La situazione delle persone LGBT in Afghanistan già prima dell’arrivo dei talebani non era positiva. Una comunità non esisteva, le persone venivano uccise ma venivano uccise nel silenzio generale. Quello che cambierà adesso è che saranno uccise in piazza, davanti a tutti, come se fosse una punizione. Le persone in Afghanistan LGBT vanno aiutate adesso, come andavano aiutate anche prima e come andranno aiutate anche nel futuro. Tuttavia, la richiesta d’aiuto inizialmente arrivò da una pagina LGBT afghana su Instagram:

«Noi persone afghane LGBT+ siamo minacciate di sterminio per il solo fatto di essere noi stessǝ. Vi esortiamo a concedere asilo alle persone LGBT+ afghane!», hanno scritto 3 giorni fa. Ieri, invece, hanno scritto un post più lungo, ringraziando «tutti per la vostra gentilezza con le persone in Afghanistan, specialmente per la comunità LGBT afghana. A causa del grande volume di messaggi, non siamo in grado di rispondere a tutti i messaggi, ma grazie a tutti per l’invio di messaggi da tutto il mondo.

Secondo la nostra ricerca, le persone LGBT afgane sono in grave pericolo a causa del controllo del potere da parte dei talebani. Molte persone LGBT sono state giustiziate dai talebani tra il 1996 e il 2001. I talebani sono molto violenti con le persone LGBTQ. Abbiamo ricevuto molti messaggi che molte persone nella comunità queer hanno perso le loro case a causa della guerra e vivono per strada senza riparo. Molti queer non hanno accesso a cibo, medicine e beni di prima necessità.

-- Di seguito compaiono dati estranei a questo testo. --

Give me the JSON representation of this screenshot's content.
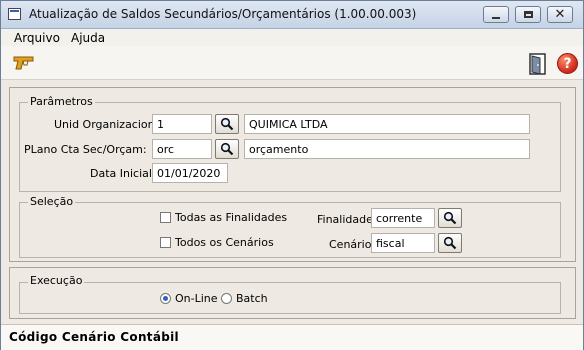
{
  "window": {
    "title": "Atualização de Saldos Secundários/Orçamentários (1.00.00.003)"
  },
  "menu": {
    "arquivo": "Arquivo",
    "ajuda": "Ajuda"
  },
  "parametros": {
    "title": "Parâmetros",
    "unid_org": {
      "label": "Unid Organizacional:",
      "value": "1",
      "description": "QUIMICA LTDA"
    },
    "plano": {
      "label": "PLano Cta Sec/Orçam:",
      "value": "orc",
      "description": "orçamento"
    },
    "data_inicial": {
      "label": "Data Inicial:",
      "value": "01/01/2020"
    }
  },
  "selecao": {
    "title": "Seleção",
    "todas_finalidades": "Todas as Finalidades",
    "todos_cenarios": "Todos os Cenários",
    "finalidade": {
      "label": "Finalidade:",
      "value": "corrente"
    },
    "cenario": {
      "label": "Cenário:",
      "value": "fiscal"
    }
  },
  "execucao": {
    "title": "Execução",
    "online": "On-Line",
    "batch": "Batch",
    "selected": "On-Line"
  },
  "status": "Código Cenário Contábil",
  "icons": {
    "pistol": "pistol-icon",
    "exit": "exit-door-icon",
    "help": "help-icon",
    "search": "search-icon"
  }
}
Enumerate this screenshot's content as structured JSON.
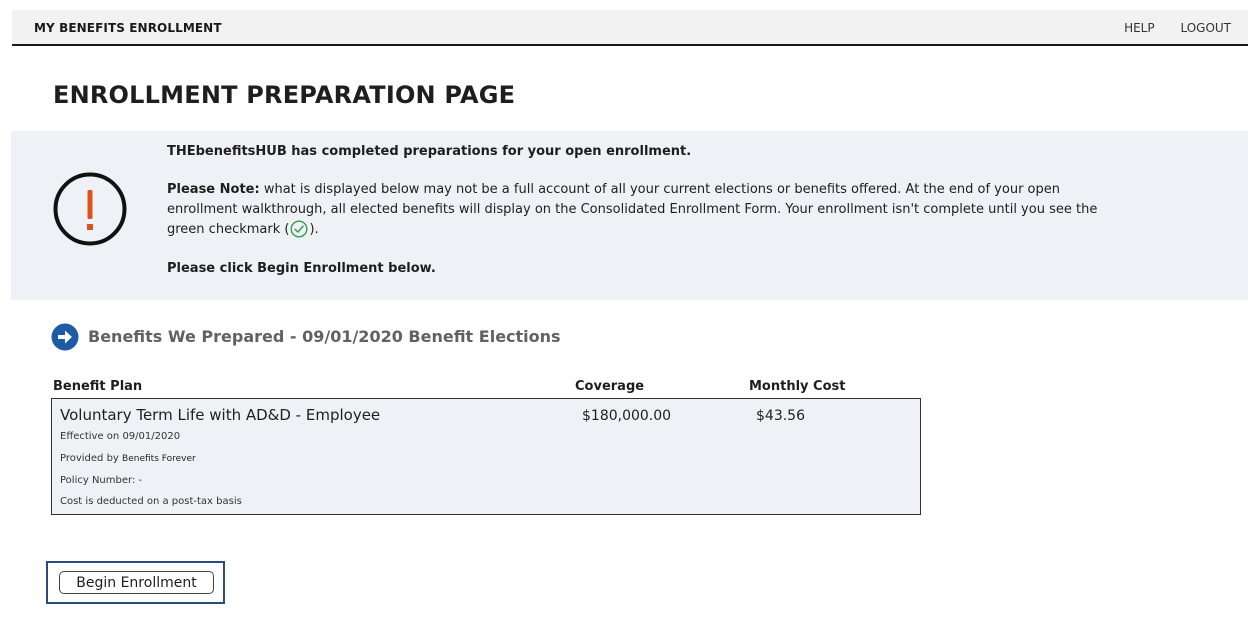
{
  "header": {
    "app_title": "MY BENEFITS ENROLLMENT",
    "nav": {
      "help": "HELP",
      "logout": "LOGOUT"
    }
  },
  "page_title": "ENROLLMENT PREPARATION PAGE",
  "notice": {
    "icon": "warning-exclamation-icon",
    "headline": "THEbenefitsHUB has completed preparations for your open enrollment.",
    "note_label": "Please Note:",
    "note_text": "what is displayed below may not be a full account of all your current elections or benefits offered. At the end of your open enrollment walkthrough, all elected benefits will display on the Consolidated Enrollment Form. Your enrollment isn't complete until you see the green checkmark (",
    "note_suffix": ").",
    "instruction": "Please click Begin Enrollment below."
  },
  "section": {
    "icon": "arrow-right-circle-icon",
    "title": "Benefits We Prepared - 09/01/2020 Benefit Elections"
  },
  "table": {
    "columns": [
      "Benefit Plan",
      "Coverage",
      "Monthly Cost"
    ],
    "rows": [
      {
        "plan": "Voluntary Term Life with AD&D - Employee",
        "coverage": "$180,000.00",
        "monthly_cost": "$43.56",
        "effective": "Effective on 09/01/2020",
        "provided_label": "Provided by",
        "provider": "Benefits Forever",
        "policy": "Policy Number: -",
        "tax_note": "Cost is deducted on a post-tax basis"
      }
    ]
  },
  "actions": {
    "begin_label": "Begin Enrollment"
  },
  "colors": {
    "warning_orange": "#d9531e",
    "check_green": "#3a9a4a",
    "nav_blue": "#1f5aa6",
    "panel_bg": "#eef1f6"
  }
}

Inoltre, a causa dell’aumento della violenza, molte persone stanno cercando di lasciare l’Afghanistan, ma non possono permetterselo». Spiegano che per questo motivo hanno deciso di raccogliere delle donazioni insieme a Queerkade, un’associazione canadese senza scopo di lucro. «Le vostre donazioni raggiungeranno gli afghani che sono dovuti scappare dall’Afghanistan per salvare la propria vita e coloro che non sono ancora stati in grado di andarsene».

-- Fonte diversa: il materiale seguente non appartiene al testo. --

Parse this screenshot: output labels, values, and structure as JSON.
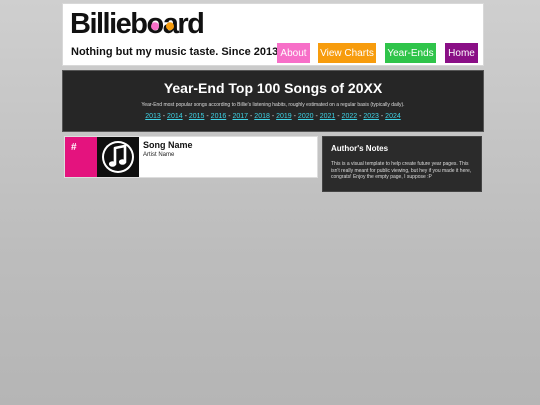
{
  "header": {
    "logo_text": [
      "B",
      "i",
      "l",
      "l",
      "i",
      "e",
      "b",
      "o",
      "a",
      "r",
      "d"
    ],
    "logo_colors": [
      "#f76fc8",
      "#f79c0d"
    ],
    "tagline": "Nothing but my music taste. Since 2013.",
    "nav": {
      "about": "About",
      "view_charts": "View Charts",
      "year_ends": "Year-Ends",
      "home": "Home"
    },
    "nav_colors": {
      "about": "#f76fc8",
      "view_charts": "#f79c0d",
      "year_ends": "#2fc44a",
      "home": "#8a0f86"
    }
  },
  "banner": {
    "title": "Year-End Top 100 Songs of 20XX",
    "subtitle": "Year-End most popular songs according to Billie's listening habits, roughly estimated on a regular basis (typically daily).",
    "years": [
      "2013",
      "2014",
      "2015",
      "2016",
      "2017",
      "2018",
      "2019",
      "2020",
      "2021",
      "2022",
      "2023",
      "2024"
    ]
  },
  "entry": {
    "rank": "#",
    "song": "Song Name",
    "artist": "Artist Name",
    "icon": "music-note-icon",
    "accent": "#e4137e"
  },
  "notes": {
    "title": "Author's Notes",
    "body": "This is a visual template to help create future year pages. This isn't really meant for public viewing, but hey if you made it here, congrats! Enjoy the empty page, I suppose :P"
  }
}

Ahmad Qais Munhazim è, fa sapere Gay.it, l’«assistente professore di studi globali della Thomas Jefferson University, a East Falls in Philadelphia ed esperto di migrazioni Lgbt+Il suo cellulare è un trillo continuo di messaggi che arrivano da un paese naufragato nel terrore». Racconta che una persona transgender gli ha scritto che «c’è speranza di svegliarmi domani ma ho paura che qualcuno mi ucciderà stanotte». «Un mio amico nella provincia di Lowgar è stato catturato dai talebani e portato in moschea. Gli hanno tagliato parti del corpo, lo hanno smembrato. Anche la famiglia non ha denunciato il fatto perché tutti qui abbiamo paura», racconta un altro. (Trovate altro qui: Afghanistan LGBT: l’appello del professore Ahmad Qais Munhazim a Gay.it)

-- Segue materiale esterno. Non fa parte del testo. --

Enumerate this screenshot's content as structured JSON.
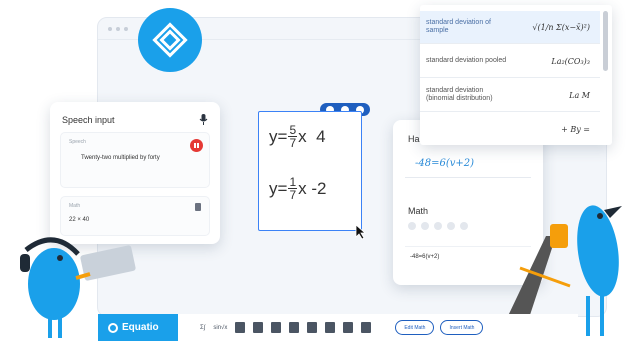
{
  "speech_panel": {
    "title": "Speech input",
    "speech_label": "Speech",
    "speech_text": "Twenty-two multiplied by forty",
    "math_label": "Math",
    "math_value": "22 × 40"
  },
  "editor": {
    "eq1": {
      "lhs": "y=",
      "num": "5",
      "den": "7",
      "rest": "x  4"
    },
    "eq2": {
      "lhs": "y=",
      "num": "1",
      "den": "7",
      "rest": "x -2"
    }
  },
  "handwriting": {
    "title": "Handwriting",
    "ink": "-48=6(v+2)",
    "math_label": "Math",
    "result": "-48=6(v+2)"
  },
  "prediction": {
    "items": [
      {
        "label": "standard deviation of sample",
        "formula": "√(1/n Σ(x−x̄)²)"
      },
      {
        "label": "standard deviation pooled",
        "formula": "La₂(CO₃)₃"
      },
      {
        "label": "standard deviation (binomial distribution)",
        "formula": "La M"
      },
      {
        "label": "",
        "formula": "+ By ="
      }
    ]
  },
  "toolbar": {
    "brand": "Equatio",
    "icon_text_1": "Σ∫",
    "icon_text_2": "sin√x",
    "edit_math": "Edit Math",
    "insert_math": "Insert Math"
  },
  "colors": {
    "brand": "#1aa0ea",
    "accent": "#1f5fbf",
    "record": "#e53935"
  }
}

Le persone, tutte le persone, in Afghanistan vanno aiutate. Non solo i bambini, non solo le donne, non solo i collaboratori. Se si arriva a pensare che attaccarsi a un aereo rischiando di morire (e, alla fine, morire) precipitando pur di non restare sotto la dittatura dei talebani sia normale, c’è un problema di base nella nostra società. Vi ricordiamo che abbiamo scritto un articolo con tutte le associazioni a cui potete donare e anche delle petizioni da firmare. Se potete, donate. Se non potete, almeno firmate.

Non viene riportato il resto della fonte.